BOX; Notable women in flight history

Katherine Cheung: First licensed Asian-American aviatrix (1932.) In 1935, she obtained an international airline license and flew as a commercial pilot.

Jerrie Cobb: Set four world aviation records for speed and distance, and two for altitude. Cobb was selected in 1959 as the first woman to undergo astronaut selection tests. She passed all three phases of the tests, but was not allowed to fly into space because of her gender.

Amelia Earhart: First woman to fly across the Atlantic Ocean (1928) and later became first woman to fly across the Atlantic and the Pacific; co-founder of the Ninety-Nines; first person to attempt an around-the-world flight at the Equator but her plane vanished near Howland Island in the Pacific Ocean (1937.)

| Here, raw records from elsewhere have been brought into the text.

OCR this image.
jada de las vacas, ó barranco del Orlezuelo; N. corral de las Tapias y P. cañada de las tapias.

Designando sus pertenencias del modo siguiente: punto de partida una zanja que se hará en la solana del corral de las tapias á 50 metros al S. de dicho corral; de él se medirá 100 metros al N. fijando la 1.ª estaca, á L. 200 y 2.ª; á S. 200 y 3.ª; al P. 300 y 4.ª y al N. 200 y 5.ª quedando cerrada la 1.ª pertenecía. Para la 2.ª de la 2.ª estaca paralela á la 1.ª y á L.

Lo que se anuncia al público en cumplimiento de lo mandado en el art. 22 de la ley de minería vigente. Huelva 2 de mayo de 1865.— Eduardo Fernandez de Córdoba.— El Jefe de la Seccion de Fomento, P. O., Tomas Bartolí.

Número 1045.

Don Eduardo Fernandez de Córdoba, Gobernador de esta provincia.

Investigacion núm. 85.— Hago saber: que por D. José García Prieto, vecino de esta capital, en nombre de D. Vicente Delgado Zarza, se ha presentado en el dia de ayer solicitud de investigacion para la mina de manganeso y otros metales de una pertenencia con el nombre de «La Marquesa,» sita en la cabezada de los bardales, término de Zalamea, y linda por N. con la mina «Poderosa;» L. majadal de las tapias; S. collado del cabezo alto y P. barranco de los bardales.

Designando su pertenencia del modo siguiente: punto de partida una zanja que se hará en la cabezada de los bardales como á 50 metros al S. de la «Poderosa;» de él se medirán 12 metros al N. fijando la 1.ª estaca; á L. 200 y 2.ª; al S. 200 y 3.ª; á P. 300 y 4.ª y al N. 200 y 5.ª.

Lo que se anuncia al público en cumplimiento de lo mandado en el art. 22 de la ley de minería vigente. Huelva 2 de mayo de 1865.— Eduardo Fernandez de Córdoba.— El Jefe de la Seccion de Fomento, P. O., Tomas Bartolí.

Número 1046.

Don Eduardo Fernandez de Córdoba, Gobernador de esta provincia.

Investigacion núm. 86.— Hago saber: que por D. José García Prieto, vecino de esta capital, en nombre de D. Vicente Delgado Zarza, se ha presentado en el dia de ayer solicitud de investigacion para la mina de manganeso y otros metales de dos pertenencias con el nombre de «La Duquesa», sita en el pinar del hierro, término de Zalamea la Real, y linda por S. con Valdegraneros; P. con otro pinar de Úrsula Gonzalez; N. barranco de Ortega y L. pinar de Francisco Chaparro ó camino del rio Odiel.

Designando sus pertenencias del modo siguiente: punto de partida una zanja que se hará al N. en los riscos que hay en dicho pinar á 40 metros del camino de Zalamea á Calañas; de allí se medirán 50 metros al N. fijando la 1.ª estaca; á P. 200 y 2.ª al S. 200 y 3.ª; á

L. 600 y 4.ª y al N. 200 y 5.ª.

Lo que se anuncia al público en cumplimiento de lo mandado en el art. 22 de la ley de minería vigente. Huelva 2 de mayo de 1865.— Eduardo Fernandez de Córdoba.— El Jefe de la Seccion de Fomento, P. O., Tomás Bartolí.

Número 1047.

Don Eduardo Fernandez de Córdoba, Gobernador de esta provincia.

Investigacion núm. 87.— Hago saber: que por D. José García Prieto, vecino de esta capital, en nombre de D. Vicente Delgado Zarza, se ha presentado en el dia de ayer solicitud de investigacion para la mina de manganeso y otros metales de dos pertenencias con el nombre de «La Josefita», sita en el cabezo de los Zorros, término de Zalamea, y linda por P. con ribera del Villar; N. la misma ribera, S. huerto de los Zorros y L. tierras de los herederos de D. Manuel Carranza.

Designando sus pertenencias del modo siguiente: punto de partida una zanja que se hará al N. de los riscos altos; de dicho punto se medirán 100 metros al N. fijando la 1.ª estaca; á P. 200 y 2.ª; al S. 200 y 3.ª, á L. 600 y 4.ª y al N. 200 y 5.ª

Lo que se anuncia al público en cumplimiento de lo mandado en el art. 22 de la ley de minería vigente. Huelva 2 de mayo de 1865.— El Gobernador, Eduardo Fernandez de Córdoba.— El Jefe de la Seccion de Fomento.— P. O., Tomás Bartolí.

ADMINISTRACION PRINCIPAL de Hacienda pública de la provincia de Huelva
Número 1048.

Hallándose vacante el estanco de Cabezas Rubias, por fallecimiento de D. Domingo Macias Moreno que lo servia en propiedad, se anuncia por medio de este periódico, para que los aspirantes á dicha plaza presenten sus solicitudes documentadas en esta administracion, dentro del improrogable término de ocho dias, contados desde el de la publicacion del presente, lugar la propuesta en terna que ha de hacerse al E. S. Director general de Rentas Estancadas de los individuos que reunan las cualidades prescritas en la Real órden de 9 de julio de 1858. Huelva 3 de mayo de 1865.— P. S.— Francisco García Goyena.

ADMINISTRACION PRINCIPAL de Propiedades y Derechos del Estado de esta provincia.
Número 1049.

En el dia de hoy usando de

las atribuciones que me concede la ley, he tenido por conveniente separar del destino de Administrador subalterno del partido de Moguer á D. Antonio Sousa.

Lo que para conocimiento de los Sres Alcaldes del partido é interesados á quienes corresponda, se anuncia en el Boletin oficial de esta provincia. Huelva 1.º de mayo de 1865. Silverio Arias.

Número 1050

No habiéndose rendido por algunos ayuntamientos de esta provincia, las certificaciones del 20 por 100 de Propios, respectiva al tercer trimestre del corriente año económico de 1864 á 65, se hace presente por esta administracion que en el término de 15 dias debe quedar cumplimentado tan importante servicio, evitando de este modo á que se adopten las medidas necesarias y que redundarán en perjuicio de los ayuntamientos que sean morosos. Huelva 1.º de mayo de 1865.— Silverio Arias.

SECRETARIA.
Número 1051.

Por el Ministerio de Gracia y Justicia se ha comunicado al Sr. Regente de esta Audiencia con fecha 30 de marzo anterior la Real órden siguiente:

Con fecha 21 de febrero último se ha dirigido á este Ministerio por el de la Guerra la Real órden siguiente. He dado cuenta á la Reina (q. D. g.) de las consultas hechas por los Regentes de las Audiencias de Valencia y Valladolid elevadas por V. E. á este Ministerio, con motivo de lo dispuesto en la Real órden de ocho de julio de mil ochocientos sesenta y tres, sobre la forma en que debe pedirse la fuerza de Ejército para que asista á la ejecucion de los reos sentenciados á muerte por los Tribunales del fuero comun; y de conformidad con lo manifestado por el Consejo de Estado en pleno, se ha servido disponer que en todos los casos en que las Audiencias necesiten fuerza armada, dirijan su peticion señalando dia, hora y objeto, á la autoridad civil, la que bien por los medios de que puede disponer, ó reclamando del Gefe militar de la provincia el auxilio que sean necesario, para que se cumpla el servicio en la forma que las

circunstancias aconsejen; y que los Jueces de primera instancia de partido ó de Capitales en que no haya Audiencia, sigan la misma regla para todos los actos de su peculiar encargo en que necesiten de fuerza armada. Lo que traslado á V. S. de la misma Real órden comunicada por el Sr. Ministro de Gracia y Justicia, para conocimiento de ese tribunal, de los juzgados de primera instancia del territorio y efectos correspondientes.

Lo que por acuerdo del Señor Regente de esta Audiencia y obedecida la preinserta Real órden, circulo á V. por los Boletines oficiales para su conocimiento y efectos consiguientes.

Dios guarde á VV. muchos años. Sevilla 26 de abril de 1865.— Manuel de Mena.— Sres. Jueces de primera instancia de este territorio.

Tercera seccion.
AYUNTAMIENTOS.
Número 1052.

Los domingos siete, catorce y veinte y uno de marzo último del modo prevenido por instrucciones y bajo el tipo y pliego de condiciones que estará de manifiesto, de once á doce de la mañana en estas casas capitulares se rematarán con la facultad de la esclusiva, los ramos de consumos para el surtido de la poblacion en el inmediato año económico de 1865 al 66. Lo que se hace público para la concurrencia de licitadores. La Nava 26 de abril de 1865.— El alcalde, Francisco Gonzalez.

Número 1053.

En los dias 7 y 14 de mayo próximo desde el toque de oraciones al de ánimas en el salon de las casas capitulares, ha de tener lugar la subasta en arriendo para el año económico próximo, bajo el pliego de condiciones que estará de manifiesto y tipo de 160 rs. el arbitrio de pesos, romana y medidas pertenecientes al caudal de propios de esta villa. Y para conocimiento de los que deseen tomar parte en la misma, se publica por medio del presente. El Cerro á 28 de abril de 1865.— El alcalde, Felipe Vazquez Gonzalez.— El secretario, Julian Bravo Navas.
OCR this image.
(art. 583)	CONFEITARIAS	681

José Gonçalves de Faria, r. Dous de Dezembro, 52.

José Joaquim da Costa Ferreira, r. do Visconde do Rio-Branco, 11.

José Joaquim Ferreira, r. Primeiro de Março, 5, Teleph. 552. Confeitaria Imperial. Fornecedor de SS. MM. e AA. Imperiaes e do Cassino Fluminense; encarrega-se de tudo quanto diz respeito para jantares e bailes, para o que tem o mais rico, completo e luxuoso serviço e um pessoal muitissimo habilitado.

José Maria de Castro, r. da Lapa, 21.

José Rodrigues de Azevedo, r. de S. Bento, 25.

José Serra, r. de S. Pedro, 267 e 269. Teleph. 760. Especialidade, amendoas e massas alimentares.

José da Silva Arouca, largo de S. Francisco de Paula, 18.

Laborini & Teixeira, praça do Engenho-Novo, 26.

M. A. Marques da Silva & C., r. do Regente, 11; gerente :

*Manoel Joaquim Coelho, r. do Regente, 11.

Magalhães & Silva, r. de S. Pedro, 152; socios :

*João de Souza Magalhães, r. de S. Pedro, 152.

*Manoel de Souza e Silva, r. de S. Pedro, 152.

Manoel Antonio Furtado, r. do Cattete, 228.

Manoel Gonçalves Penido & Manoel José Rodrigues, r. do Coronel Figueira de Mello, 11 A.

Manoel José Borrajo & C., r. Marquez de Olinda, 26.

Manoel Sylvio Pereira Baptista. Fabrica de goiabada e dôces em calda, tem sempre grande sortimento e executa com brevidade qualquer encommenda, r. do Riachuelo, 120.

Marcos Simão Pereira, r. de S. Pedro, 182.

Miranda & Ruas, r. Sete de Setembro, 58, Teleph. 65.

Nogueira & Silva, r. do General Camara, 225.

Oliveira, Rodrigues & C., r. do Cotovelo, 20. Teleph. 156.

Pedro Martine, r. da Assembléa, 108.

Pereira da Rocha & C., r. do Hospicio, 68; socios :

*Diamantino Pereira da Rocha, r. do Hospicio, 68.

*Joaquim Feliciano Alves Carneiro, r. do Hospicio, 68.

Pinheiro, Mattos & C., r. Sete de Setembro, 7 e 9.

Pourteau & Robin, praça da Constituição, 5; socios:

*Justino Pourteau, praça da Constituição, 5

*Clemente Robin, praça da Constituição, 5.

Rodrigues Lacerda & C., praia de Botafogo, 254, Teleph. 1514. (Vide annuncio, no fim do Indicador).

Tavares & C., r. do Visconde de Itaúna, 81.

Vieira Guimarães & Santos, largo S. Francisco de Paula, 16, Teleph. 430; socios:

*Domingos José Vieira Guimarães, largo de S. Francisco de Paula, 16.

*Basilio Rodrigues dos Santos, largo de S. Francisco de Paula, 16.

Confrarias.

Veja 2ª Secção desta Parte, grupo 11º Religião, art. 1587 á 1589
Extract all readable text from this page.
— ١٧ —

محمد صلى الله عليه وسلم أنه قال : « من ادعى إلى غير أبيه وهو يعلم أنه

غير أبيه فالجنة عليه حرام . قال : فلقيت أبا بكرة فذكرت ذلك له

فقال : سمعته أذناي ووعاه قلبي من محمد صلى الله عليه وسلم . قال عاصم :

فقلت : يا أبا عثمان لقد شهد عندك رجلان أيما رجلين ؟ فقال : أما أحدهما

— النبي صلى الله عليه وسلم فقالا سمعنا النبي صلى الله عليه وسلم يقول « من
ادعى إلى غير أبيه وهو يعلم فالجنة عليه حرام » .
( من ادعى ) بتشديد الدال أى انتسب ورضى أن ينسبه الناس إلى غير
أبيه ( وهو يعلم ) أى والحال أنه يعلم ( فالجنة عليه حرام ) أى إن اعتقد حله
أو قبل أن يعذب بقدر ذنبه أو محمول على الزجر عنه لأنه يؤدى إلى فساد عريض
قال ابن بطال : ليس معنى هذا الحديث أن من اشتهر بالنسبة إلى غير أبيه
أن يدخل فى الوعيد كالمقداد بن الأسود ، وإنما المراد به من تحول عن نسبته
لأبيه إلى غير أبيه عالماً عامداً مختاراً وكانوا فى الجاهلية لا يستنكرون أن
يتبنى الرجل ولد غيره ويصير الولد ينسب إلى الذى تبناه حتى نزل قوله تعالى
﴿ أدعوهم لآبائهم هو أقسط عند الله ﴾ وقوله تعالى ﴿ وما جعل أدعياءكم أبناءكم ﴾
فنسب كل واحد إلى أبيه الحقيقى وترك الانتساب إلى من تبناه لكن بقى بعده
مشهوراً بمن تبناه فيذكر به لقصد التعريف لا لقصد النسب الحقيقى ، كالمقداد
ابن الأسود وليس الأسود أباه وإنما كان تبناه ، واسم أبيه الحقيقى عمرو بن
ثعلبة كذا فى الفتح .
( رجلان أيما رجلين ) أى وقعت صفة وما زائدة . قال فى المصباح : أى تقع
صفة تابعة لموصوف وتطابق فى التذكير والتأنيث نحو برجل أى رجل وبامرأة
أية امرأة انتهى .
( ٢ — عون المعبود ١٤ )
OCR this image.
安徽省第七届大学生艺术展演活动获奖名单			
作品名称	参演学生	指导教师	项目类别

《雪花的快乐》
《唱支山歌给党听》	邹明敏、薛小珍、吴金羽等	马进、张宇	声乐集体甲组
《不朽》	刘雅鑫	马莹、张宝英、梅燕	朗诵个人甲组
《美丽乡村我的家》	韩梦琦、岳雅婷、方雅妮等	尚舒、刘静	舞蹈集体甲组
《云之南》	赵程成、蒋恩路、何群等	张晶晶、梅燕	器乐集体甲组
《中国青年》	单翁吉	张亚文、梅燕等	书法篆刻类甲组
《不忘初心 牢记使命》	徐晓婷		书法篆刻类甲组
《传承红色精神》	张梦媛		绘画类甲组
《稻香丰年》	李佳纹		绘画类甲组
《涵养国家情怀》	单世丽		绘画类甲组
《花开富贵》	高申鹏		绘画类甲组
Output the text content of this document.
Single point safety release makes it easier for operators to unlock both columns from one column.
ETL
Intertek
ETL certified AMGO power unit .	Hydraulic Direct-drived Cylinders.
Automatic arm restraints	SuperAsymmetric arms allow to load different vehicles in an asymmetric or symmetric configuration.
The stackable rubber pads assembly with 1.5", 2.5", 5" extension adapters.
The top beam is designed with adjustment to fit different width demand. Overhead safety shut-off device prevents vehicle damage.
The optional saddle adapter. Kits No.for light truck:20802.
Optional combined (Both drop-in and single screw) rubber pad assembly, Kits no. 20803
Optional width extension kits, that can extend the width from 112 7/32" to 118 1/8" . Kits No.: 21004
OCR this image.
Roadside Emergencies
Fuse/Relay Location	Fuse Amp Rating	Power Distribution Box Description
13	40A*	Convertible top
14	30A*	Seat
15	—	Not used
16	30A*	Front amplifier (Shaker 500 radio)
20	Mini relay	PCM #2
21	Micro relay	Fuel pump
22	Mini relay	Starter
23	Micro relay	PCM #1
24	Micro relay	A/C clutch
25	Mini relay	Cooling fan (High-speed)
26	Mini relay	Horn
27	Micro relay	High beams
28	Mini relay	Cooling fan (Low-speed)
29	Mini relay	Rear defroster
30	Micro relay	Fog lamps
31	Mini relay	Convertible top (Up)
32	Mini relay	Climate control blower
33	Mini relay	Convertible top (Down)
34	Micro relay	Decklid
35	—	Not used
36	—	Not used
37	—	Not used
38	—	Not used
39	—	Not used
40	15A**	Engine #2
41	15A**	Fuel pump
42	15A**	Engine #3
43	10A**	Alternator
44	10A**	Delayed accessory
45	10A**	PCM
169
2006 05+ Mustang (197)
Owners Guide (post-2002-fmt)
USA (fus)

Mary Feik: During World War II, became an expert on several fighter planes, and is credited with becoming the first female engineer in research and development for the Air Technical Service Command. She flew more than 5,000 hours as a B-29 flight engineer, engineering observer and pilot in fighter, attack, bomber, cargo and training aircraft.

Marion P. Jayne: The only U.S. pilot to have raced her airplane in two competitions around the world. Jayne and her daughter, Pat Keefer, received the Federation Aeronautique Internationale Gold Medals for winning the longest race in history -- 24 days around the world.


Anne Morrow Lindbergh: The first American woman to earn a glider pilot's license. Today, the wife of aviator Charles Lindbergh is best known as a writer.

Navy Women Navigators of WWII: Many women became Navy WAVES (Women Accepted for Volunteer Emergency Service). These women were sent for celestial navigation training to replace the men for combat or Naval Air Transport Service (NATS) duty.

Louise McPhetridge Thaden: First U.S. woman to break female altitude record by reaching an altitude of more than 20,000 feet. In 1929, she set a solo flight endurance record for women of more than 22 hours and a women's speed record of 156 miles per hour. Thaden was the first and only woman to hold all three records simultaneously.

Jeana Yeager: With partner Dick Rutan flew the history-making flight in the Voyager, flying the maximum circumference of the globe in nine days, three minutes and 44 seconds, beginning Dec. 14, 1986.